The Bank of England is ramping up its temporary bond buying program to prepare banks for liquidity pressures as the scheme reaches its end on Friday (14 October).
The bank previously said it would buy up to £5bn in gilts per day, or £65bn over the course of the program, but has now increased the limit to £10bn.
In a statement this morning (10 October), the bank said it was "prepared to deploy this unused capacity to increase the maximum size of the remaining five auctions above the current level of up to £5bn in each auction".
"The maximum auction size will be confirmed each morning at 9am and will be set at up to £10bn in today's operation," it added.
The bank began the bond buying scheme last month following the government's Mini Budget that sent gilt markets spiralling in reaction and the BoE said today it had commenced this programme to "restore market functioning in long-dated government bonds and reduce risks from contagion to credit conditions for UK households and businesses".
This emergency support was set at a limit of £5bn per day, but the bank has only purchased £5bn total in gilts, with some days seeing no purchases at all.
The central bank also said it would be launching a Temporary Expanded Collateral Repo Facility to ease liquidity pressures for banks in preparation for the program to end.
Torsten Bell, chief executive of the Resolution Foundation, said on Twitter that the central bank is "telling markets not to pre-emptively test the bank".
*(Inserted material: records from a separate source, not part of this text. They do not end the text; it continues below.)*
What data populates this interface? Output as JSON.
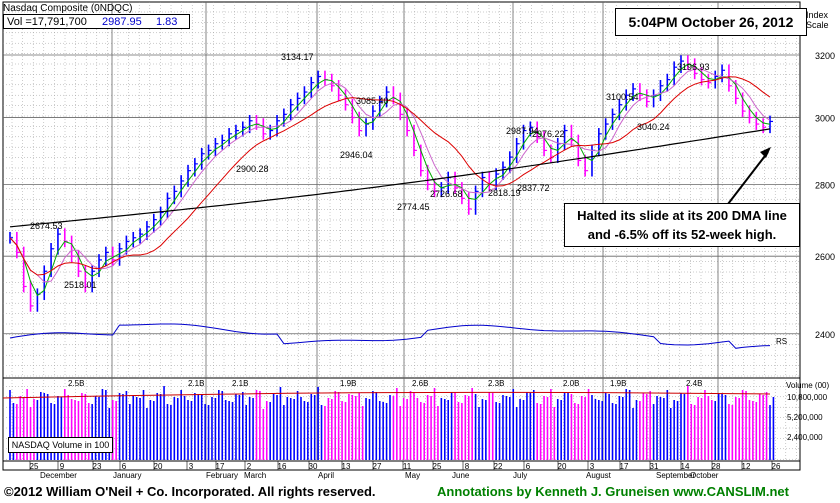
{
  "header": {
    "name": "Nasdaq Composite",
    "symbol": "(0NDQC)",
    "vol_label": "Vol =17,791,700",
    "price": "2987.95",
    "change": "1.83"
  },
  "timestamp": "5:04PM October 26, 2012",
  "index_scale_label": "Index\nScale",
  "annotation_note": "Halted its slide at its 200 DMA line and -6.5% off its 52-week high.",
  "rs_label": "RS",
  "volume_box_label": "NASDAQ Volume in 100",
  "volume_axis_title": "Volume (00)",
  "footer": {
    "copyright": "©2012 William O'Neil + Co. Incorporated. All rights reserved.",
    "annotations": "Annotations by Kenneth J. Gruneisen www.CANSLIM.net"
  },
  "colors": {
    "up": "#0000ff",
    "down": "#ff00ff",
    "ma10": "#00aa00",
    "ma20": "#cc66cc",
    "ma50": "#dd0000",
    "ma200": "#000000",
    "rs": "#0000cc",
    "volAvg": "#cc0000",
    "grid": "#999999"
  },
  "chart_data": {
    "type": "line",
    "title": "Nasdaq Composite (0NDQC)",
    "price_axis": {
      "scale": "log",
      "ticks": [
        2400,
        2600,
        2800,
        3000,
        3200
      ],
      "range": [
        2300,
        3380
      ]
    },
    "volume_axis": {
      "ticks": [
        "10,800,000",
        "5,200,000",
        "2,400,000"
      ],
      "max_mid": "10,800,000"
    },
    "x_tick_labels": [
      "25",
      "9",
      "23",
      "6",
      "20",
      "3",
      "17",
      "2",
      "16",
      "30",
      "13",
      "27",
      "11",
      "25",
      "8",
      "22",
      "6",
      "20",
      "3",
      "17",
      "31",
      "14",
      "28",
      "12",
      "26"
    ],
    "month_labels": [
      "December",
      "January",
      "February",
      "March",
      "April",
      "May",
      "June",
      "July",
      "August",
      "September",
      "October"
    ],
    "price_labels": [
      {
        "text": "2674.53",
        "value": 2674.53
      },
      {
        "text": "2518.01",
        "value": 2518.01
      },
      {
        "text": "2900.28",
        "value": 2900.28
      },
      {
        "text": "3134.17",
        "value": 3134.17
      },
      {
        "text": "3085.40",
        "value": 3085.4
      },
      {
        "text": "2946.04",
        "value": 2946.04
      },
      {
        "text": "2774.45",
        "value": 2774.45
      },
      {
        "text": "2726.68",
        "value": 2726.68
      },
      {
        "text": "2818.19",
        "value": 2818.19
      },
      {
        "text": "2987.94",
        "value": 2987.94
      },
      {
        "text": "2976.22",
        "value": 2976.22
      },
      {
        "text": "2837.72",
        "value": 2837.72
      },
      {
        "text": "3100.54",
        "value": 3100.54
      },
      {
        "text": "3040.24",
        "value": 3040.24
      },
      {
        "text": "3196.93",
        "value": 3196.93
      }
    ],
    "volume_labels": [
      "2.5B",
      "2.1B",
      "2.1B",
      "1.9B",
      "2.6B",
      "2.3B",
      "2.0B",
      "1.9B",
      "2.4B"
    ],
    "close_series": [
      2650,
      2610,
      2520,
      2470,
      2500,
      2560,
      2620,
      2660,
      2640,
      2600,
      2560,
      2520,
      2560,
      2590,
      2610,
      2590,
      2620,
      2640,
      2650,
      2660,
      2680,
      2700,
      2720,
      2760,
      2780,
      2810,
      2840,
      2860,
      2890,
      2900,
      2920,
      2930,
      2950,
      2960,
      2970,
      2990,
      2980,
      2950,
      2960,
      2990,
      3010,
      3040,
      3060,
      3080,
      3110,
      3130,
      3120,
      3100,
      3070,
      3040,
      3000,
      2960,
      2980,
      3020,
      3050,
      3080,
      3060,
      3010,
      2960,
      2900,
      2840,
      2800,
      2780,
      2790,
      2820,
      2790,
      2760,
      2730,
      2780,
      2820,
      2800,
      2830,
      2850,
      2880,
      2920,
      2960,
      2970,
      2940,
      2900,
      2880,
      2920,
      2960,
      2930,
      2870,
      2840,
      2900,
      2950,
      2980,
      3010,
      3040,
      3070,
      3090,
      3070,
      3050,
      3070,
      3100,
      3120,
      3160,
      3180,
      3170,
      3140,
      3120,
      3110,
      3130,
      3150,
      3100,
      3060,
      3020,
      3000,
      2980,
      2970,
      2988
    ],
    "series": [
      {
        "name": "10-day MA",
        "color": "#00aa00"
      },
      {
        "name": "20-day MA",
        "color": "#cc66cc"
      },
      {
        "name": "50-day MA",
        "color": "#dd0000"
      },
      {
        "name": "200-day MA",
        "color": "#000000"
      }
    ]
  }
}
Former pensions minister Steve Webb added that the move "should help to reduce any risk of a 'cliff edge' at the end of the week when the current special measures are switched off".
This was the first of three additional measures it was putting in place to "support an orderly end of its purchase scheme".
The second motion was the launch of a temporary scheme to help UK banks to ease the liquidity squeeze on liability driven investment (LDI) pension funds, which were forced to sell assets when UK government bond prices slumped. The Temporary Expanded Collateral Repo Facility (TECRF) will "enable banks to help to ease liquidity pressures facing their client LDI funds through liquidity insurance operations, which will run beyond the end of this week", the Bank of England stated.
Finally, the central bank said it "stands ready" to support the LDI pensions funds throughout its regular Indexed Long Term Repo operations.